Osotspa
- Type: Public
- Traded as: SET: OSP
- ISIN: TH8752010000
- Industry: Beverage
- Founded: 1891; 135 years ago
- Headquarters: Bang Kapi, Bangkok, Thailand
- Area served: Worldwide
- Key people: Petch Osathanugrah, chairman of the executive committee and CEO
- Website: osotspa.com

= Osotspa =

Thai beverage company

Osotspa Public Company Limited (บริษัท โอสถสภา จำกัด (มหาชน)) is a Thai beverage producer of drinks such as M-150 and Shark Energy. It is based in Bangkok.

==History==
The origins of Osotspa date back to 1891. Founded by Chinese immigrants in Bangkok's Chinatown, the business was originally named Teck Heng Yoo before changing its name to Osotspa after World War II. King Vajiravudh granted the honorary surname of Osathanugrah, which means "provider of medicine" in Thai, to the founding family after one of their products helped end an outbreak of dysentery in the Thai army. The business is still family-owned.
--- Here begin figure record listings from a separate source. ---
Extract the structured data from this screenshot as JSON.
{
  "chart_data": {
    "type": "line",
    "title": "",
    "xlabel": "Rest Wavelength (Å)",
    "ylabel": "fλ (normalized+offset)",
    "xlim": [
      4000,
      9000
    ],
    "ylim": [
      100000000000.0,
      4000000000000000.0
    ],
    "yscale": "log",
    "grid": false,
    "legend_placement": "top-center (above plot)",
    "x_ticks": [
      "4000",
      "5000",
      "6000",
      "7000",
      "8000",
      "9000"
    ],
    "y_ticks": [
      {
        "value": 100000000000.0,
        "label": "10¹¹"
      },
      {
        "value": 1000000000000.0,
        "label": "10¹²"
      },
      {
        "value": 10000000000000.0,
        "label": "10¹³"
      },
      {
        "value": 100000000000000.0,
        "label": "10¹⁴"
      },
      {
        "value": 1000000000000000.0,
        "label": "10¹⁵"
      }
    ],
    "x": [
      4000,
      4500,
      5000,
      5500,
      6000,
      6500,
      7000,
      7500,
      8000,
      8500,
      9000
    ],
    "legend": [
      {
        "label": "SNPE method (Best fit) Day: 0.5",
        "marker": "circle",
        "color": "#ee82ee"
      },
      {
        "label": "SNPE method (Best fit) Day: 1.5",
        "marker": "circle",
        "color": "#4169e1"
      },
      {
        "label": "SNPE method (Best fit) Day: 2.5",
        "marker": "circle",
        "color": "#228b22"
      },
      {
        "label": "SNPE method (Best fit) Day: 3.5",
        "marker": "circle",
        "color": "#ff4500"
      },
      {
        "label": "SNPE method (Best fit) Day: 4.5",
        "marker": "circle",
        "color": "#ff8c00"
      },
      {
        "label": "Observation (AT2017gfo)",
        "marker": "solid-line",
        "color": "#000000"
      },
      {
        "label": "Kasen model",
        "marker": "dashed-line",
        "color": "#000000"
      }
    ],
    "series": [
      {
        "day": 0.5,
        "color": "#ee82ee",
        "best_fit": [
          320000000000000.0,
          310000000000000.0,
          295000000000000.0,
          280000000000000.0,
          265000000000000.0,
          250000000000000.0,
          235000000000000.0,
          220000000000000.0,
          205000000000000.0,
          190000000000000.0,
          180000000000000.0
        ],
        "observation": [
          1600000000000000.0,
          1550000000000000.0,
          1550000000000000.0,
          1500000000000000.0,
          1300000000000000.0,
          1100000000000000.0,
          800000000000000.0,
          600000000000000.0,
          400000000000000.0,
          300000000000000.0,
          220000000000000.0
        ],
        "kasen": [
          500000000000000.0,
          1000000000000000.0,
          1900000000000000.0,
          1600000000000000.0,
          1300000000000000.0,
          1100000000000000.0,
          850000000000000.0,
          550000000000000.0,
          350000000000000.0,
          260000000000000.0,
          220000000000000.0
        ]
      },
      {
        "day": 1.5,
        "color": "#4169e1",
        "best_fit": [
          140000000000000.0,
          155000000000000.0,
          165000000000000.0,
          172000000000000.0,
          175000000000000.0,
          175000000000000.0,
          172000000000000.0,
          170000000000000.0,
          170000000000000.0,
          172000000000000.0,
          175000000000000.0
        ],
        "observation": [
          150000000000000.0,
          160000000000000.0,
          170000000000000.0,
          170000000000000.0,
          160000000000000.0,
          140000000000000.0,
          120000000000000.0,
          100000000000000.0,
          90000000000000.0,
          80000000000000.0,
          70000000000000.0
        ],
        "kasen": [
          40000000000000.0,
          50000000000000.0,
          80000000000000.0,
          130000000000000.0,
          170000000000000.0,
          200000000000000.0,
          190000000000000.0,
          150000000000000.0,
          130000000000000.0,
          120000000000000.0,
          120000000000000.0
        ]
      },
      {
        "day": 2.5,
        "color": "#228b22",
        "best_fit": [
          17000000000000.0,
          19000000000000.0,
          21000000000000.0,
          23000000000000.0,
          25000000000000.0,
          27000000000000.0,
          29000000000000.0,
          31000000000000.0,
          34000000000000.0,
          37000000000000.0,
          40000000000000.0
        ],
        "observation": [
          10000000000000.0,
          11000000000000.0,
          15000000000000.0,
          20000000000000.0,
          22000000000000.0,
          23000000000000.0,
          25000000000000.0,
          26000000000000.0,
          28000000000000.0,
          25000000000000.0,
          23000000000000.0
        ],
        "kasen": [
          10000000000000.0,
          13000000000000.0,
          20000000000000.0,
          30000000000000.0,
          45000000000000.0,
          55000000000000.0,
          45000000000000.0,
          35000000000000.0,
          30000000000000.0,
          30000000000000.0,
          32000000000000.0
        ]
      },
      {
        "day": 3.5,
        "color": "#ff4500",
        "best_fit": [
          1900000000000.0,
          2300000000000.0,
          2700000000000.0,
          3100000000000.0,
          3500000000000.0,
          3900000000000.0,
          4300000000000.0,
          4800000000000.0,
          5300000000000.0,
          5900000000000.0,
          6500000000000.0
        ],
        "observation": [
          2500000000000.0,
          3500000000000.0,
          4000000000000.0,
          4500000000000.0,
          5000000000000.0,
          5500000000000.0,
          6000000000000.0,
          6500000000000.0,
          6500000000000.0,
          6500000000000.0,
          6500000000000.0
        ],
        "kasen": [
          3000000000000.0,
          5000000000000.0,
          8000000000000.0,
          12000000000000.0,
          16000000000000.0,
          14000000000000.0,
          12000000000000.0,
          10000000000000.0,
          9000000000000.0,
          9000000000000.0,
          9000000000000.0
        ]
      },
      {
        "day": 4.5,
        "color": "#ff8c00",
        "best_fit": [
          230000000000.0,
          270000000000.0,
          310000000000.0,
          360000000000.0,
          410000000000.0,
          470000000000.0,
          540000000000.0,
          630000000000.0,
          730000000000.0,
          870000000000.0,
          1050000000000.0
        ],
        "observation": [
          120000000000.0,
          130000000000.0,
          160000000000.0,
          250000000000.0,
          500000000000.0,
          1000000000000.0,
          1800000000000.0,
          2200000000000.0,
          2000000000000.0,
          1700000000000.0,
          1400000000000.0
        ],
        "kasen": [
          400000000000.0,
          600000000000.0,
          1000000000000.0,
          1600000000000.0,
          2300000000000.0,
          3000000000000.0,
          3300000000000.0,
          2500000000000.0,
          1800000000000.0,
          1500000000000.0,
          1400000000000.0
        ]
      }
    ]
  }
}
In 1959, King Rama IX granted a royal warrant to the company, giving it permission to use the royal Garuda emblem. In 1965, the company began to import Lipovitan-D ("Lipo") energy drink from Japan's Taisho Pharmaceutical Company. Despite being classified as a pharmaceutical, it became very popular among working men. Osotspa began to manufacture the product under licence from Taisho Pharmaceutical in 1969.

In 1970, M-150 was launched, which became the most successful product of the company. In 1978, regulations were changed that reclassified pharmaceutical products as food and beverages. This created new opportunities for product development. As a result, Magnum, which contained more caffeine than Lipovitan-D, was launched in 1980. The market share of Osotspa increased along with total sales, and grew to 100 million bottles by 1989. The electrolyte drink M-Sport was launched in 1990, followed by Magnum 357 in 1998. The SHARK energy drink was launched in Austria the same year.

In 2000, SHARK Cool Bite was launched, globally under the name SHARK Energy. Hang was introduced in 2003 as a purported cure for hangovers. M-150 was also introduced in powdered form, with sales reaching 10 million sachets per month. M-Max was launched in 2004 and is only sold in Thailand. The following year SHARK Up and SHARK Lite were launched. In 2007, M-150 was launched to new markets in Europe and South America. This drink sold over 700 million units per year by 2008. This makes Osotspa the leading energy drink producer in Thailand, and one of the leading in the world.

As of 2010, Osotspa has offices in Innsbruck, Larnaca, Santiago de Compostela, Harlow, Essex, and Torrance, California. The company also plans to invest in Burma.

The company was listed on the Stock Exchange of Thailand in October 2018, helping boost the Osathanugrah family's net worth to $3 billion.